2020 Reopening Wdw Disneys Hollywood Studios Legends Of Hollywood Ratatouille Dress Scaled
Jenkins Ratatouille dress

His Ratatouille dress is now available in shops at Disney parks and on the Shop Disney website. “It’s really fun to see something come to life and be available on such a far-reaching platform. I’m relatively new to merchandise design, and it may wear off someday, but for now I’m soaking it up,” Jenkins said. 

Jenkins has designed for many purposes during his career at Disney. He started as a costume sewing specialist at Walt Disney World before working his way up to apparel and costume designer for Disney Parks, Experiences and Products. 
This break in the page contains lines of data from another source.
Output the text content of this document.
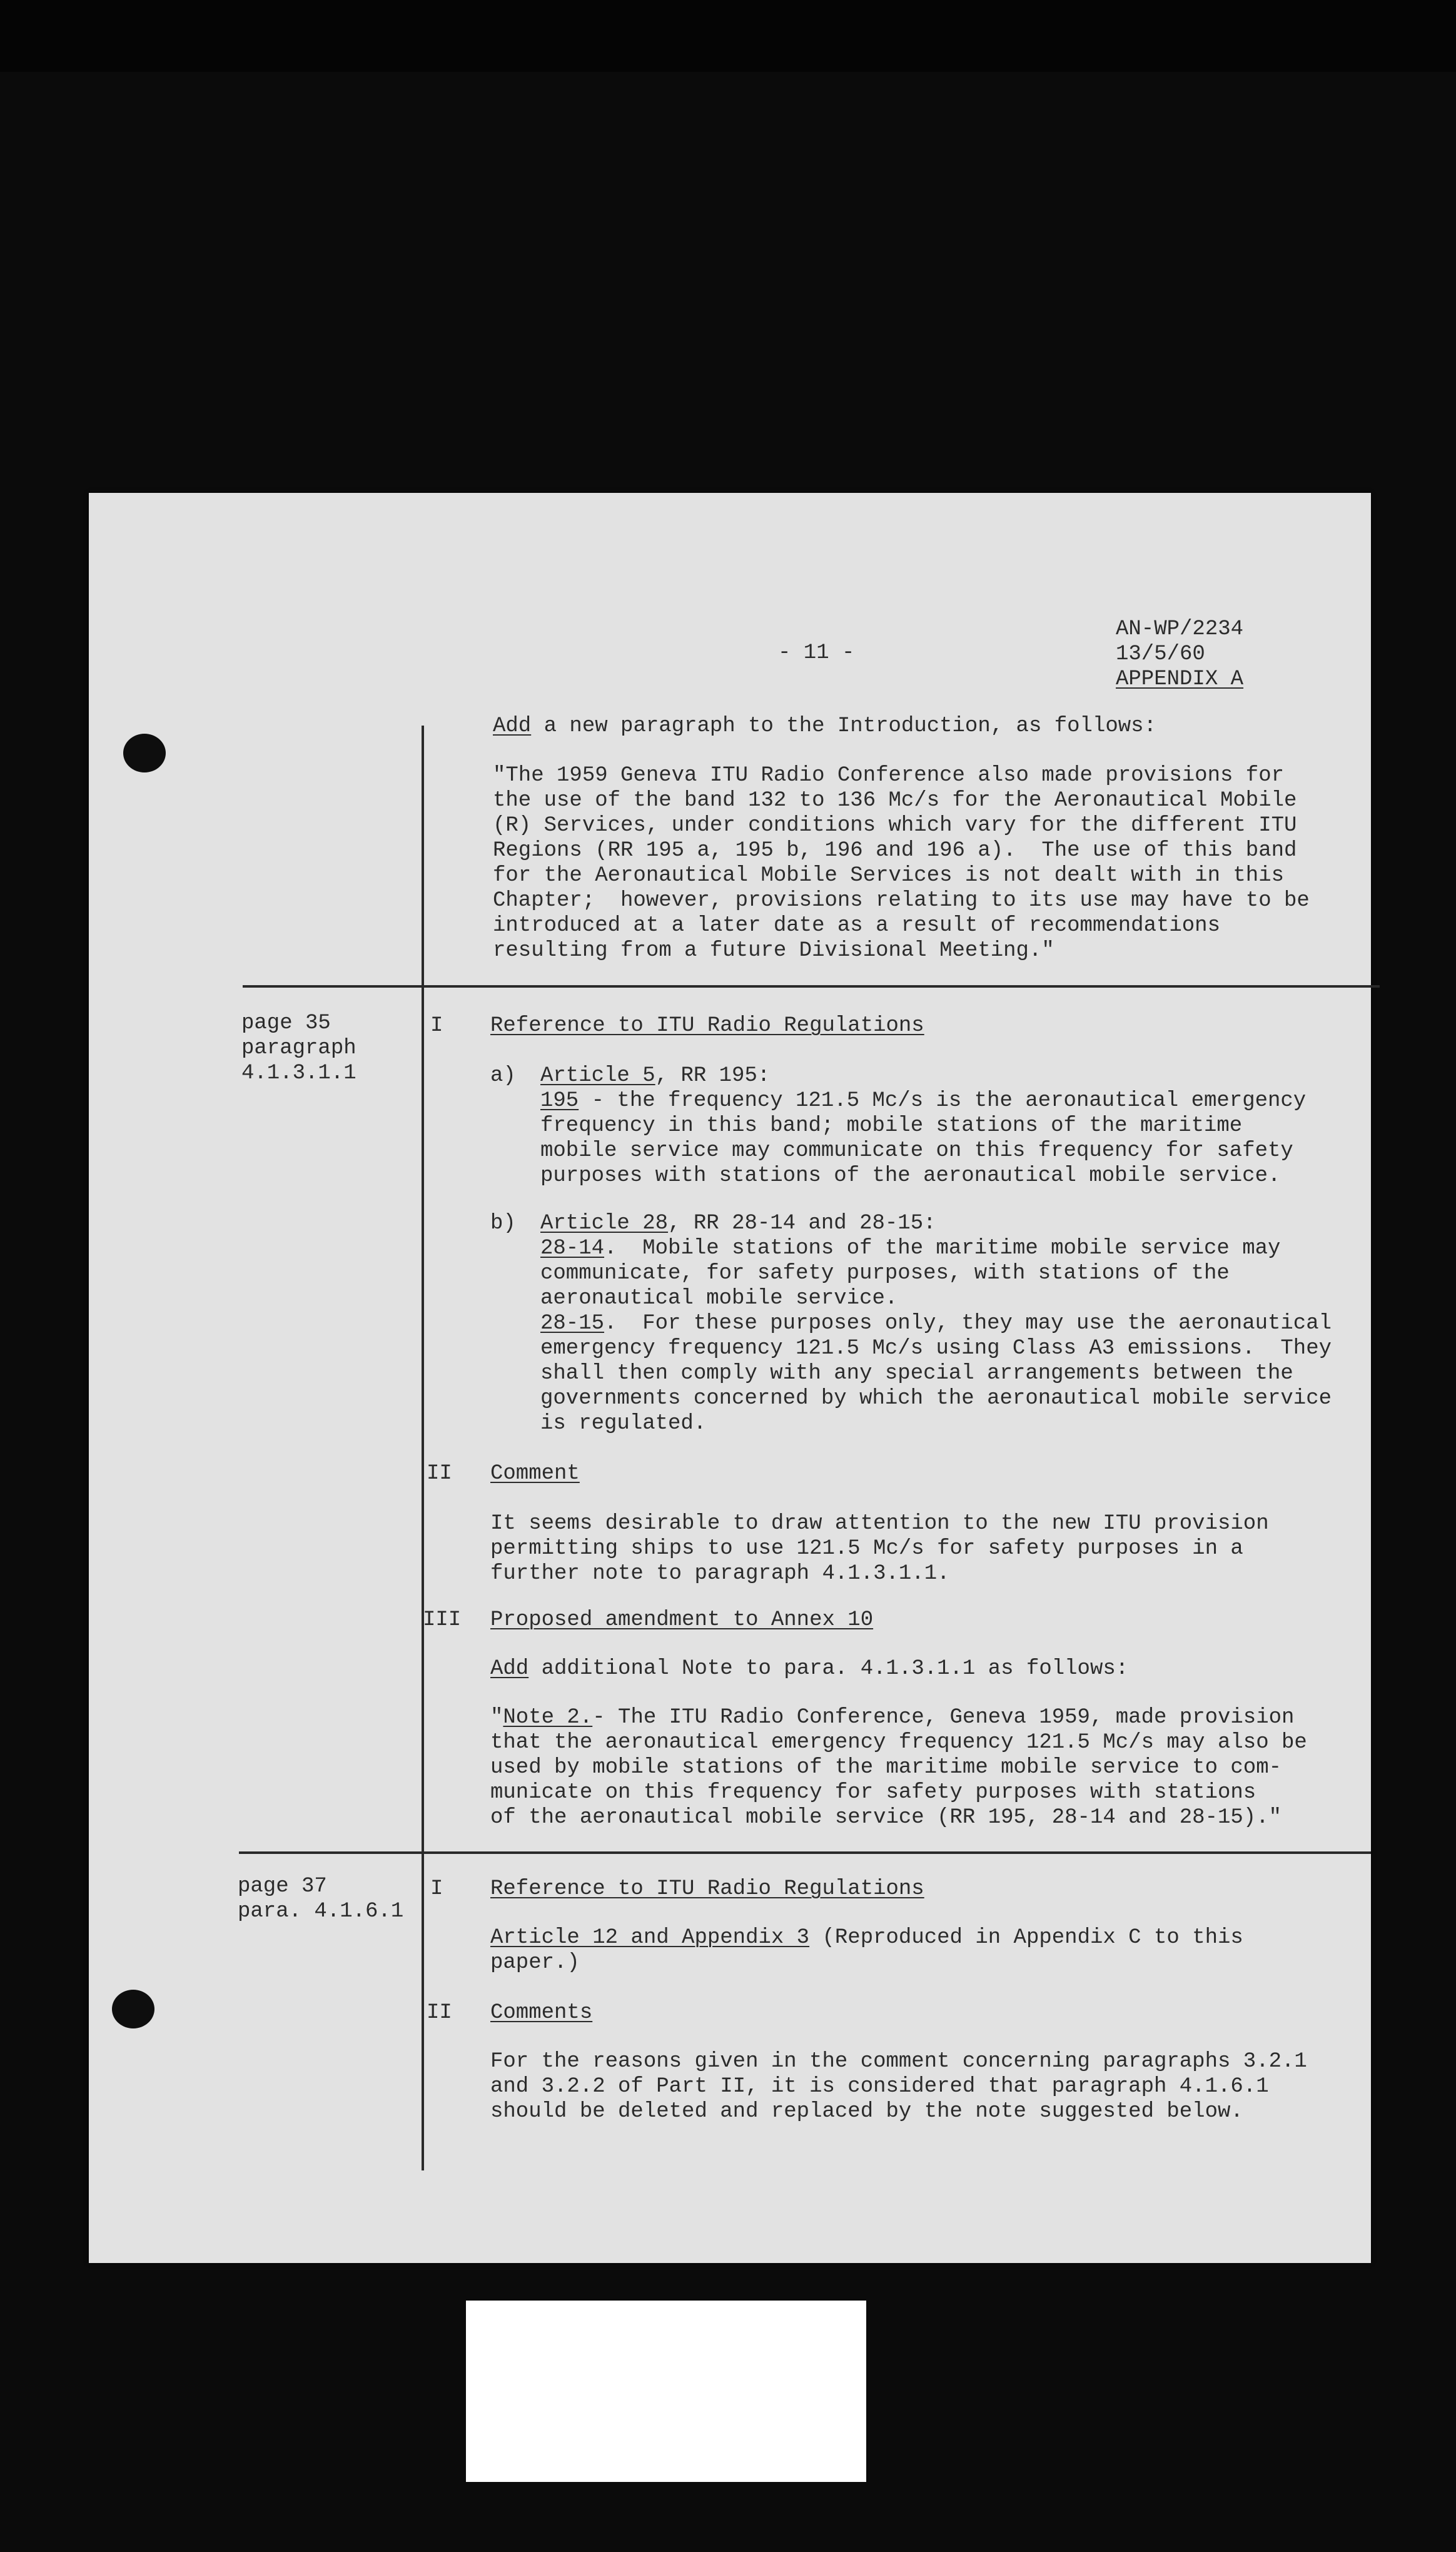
- 11 -

AN-WP/2234

13/5/60

APPENDIX A

Add a new paragraph to the Introduction, as follows:

"The 1959 Geneva ITU Radio Conference also made provisions for

the use of the band 132 to 136 Mc/s for the Aeronautical Mobile

(R) Services, under conditions which vary for the different ITU

Regions (RR 195 a, 195 b, 196 and 196 a).  The use of this band

for the Aeronautical Mobile Services is not dealt with in this

Chapter;  however, provisions relating to its use may have to be

introduced at a later date as a result of recommendations

resulting from a future Divisional Meeting."

page 35

paragraph

4.1.3.1.1

I Reference to ITU Radio Regulations

a) Article 5, RR 195:

195 - the frequency 121.5 Mc/s is the aeronautical emergency

frequency in this band; mobile stations of the maritime

mobile service may communicate on this frequency for safety

purposes with stations of the aeronautical mobile service.

b) Article 28, RR 28-14 and 28-15:

28-14.  Mobile stations of the maritime mobile service may

communicate, for safety purposes, with stations of the

aeronautical mobile service.

28-15.  For these purposes only, they may use the aeronautical

emergency frequency 121.5 Mc/s using Class A3 emissions.  They

shall then comply with any special arrangements between the

governments concerned by which the aeronautical mobile service

is regulated.

II Comment

It seems desirable to draw attention to the new ITU provision

permitting ships to use 121.5 Mc/s for safety purposes in a

further note to paragraph 4.1.3.1.1.

III Proposed amendment to Annex 10

Add additional Note to para. 4.1.3.1.1 as follows:

"Note 2.- The ITU Radio Conference, Geneva 1959, made provision

that the aeronautical emergency frequency 121.5 Mc/s may also be

used by mobile stations of the maritime mobile service to com-

municate on this frequency for safety purposes with stations

of the aeronautical mobile service (RR 195, 28-14 and 28-15)."

page 37

para. 4.1.6.1

I Reference to ITU Radio Regulations

Article 12 and Appendix 3 (Reproduced in Appendix C to this

paper.)

II Comments

For the reasons given in the comment concerning paragraphs 3.2.1

and 3.2.2 of Part II, it is considered that paragraph 4.1.6.1

should be deleted and replaced by the note suggested below.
Along with designing for Disney, Jenkins has designed for many other performances and occasions. His favorite on-stage work is from his thesis project for his master of fine arts degree at Lindenwood University, where he designed costumes for a production of A Midsummer Night’s Dream.  

“It was special to me because I got to do a lot of different projects all in one show. I had to dye and hand paint details on the fairy costumes, build wings, learn about military uniforms of the [time] period, create costumes for the ‘show within a show,’ etc. It was a great MFA project that helped me to showcase a wide range of skills,” Jenkins said. 

Stepping out of the spotlight and onto the runway, Jenkins described an experience that helped him get to where he is today.  

Jenkins Nightmare Before Christmas2
Jenkins Nightmare Before Christmas dress

“My favorite non-theatre design project was my entry for the Her Universe Fashion Show in 2019, which takes place in San Diego every year alongside Comic Con,” Jenkins said. His fashion show entry was inspired by Oogie Boogie from The Nightmare Before Christmas and was complete with glow-in-the-dark details. 

Thinking about his Otterbein experience, Jenkins said, “I imagine the spirit remains the same — to become the most well-rounded theatre artist you can be. Despite focusing mostly on costume design and construction while I was there, I also learned about scenery, lighting, and sound. I took art and photography classes as electives,” Jenkins said.   

Jenkins also reflected on the impact that his Integrative Studies courses had on his career. “I took a class in my senior year all about Japanese culture. I think having the liberal arts college experience was important for me, and I may not have realized it at the time. That collective array of knowledge has served me as a basis for inspiring my design work ever since. Conversely, I think it would be incredibly difficult to design art that reflects a world you’ve neglected to learn anything about.” 

If he were to give advice to current Otterbein theatre students, Jenkins would say, “Be flexible and open to new ways of doing things. School is where you learn the ‘right’ way to do things — which is important — but you are going to run into situations that require you to adjust. Not everyone you meet will work the same way as you. Learn from those people and experiences. It will make you a more agile and creative artist, particularly when it comes to making things work in a pinch.”. 

When Jenkins isn’t designing, his favorite park to visit is Disney’s Hollywood Studios and his favorite attraction is Avatar Flight of Passage at Animal Kingdom, “But I haven’t ridden Rise of the Resistance yet, so that could change,” Jenkins said about Disney’s popular Star Wars-themed ride. 

Seeing Jenkins’ creative work on Main Street U.S.A. reminds students of where an Otterbein education can take them. Whether his designs are under the spotlight or in a Disney shop, he is creating beautiful work for people all over the world to enjoy.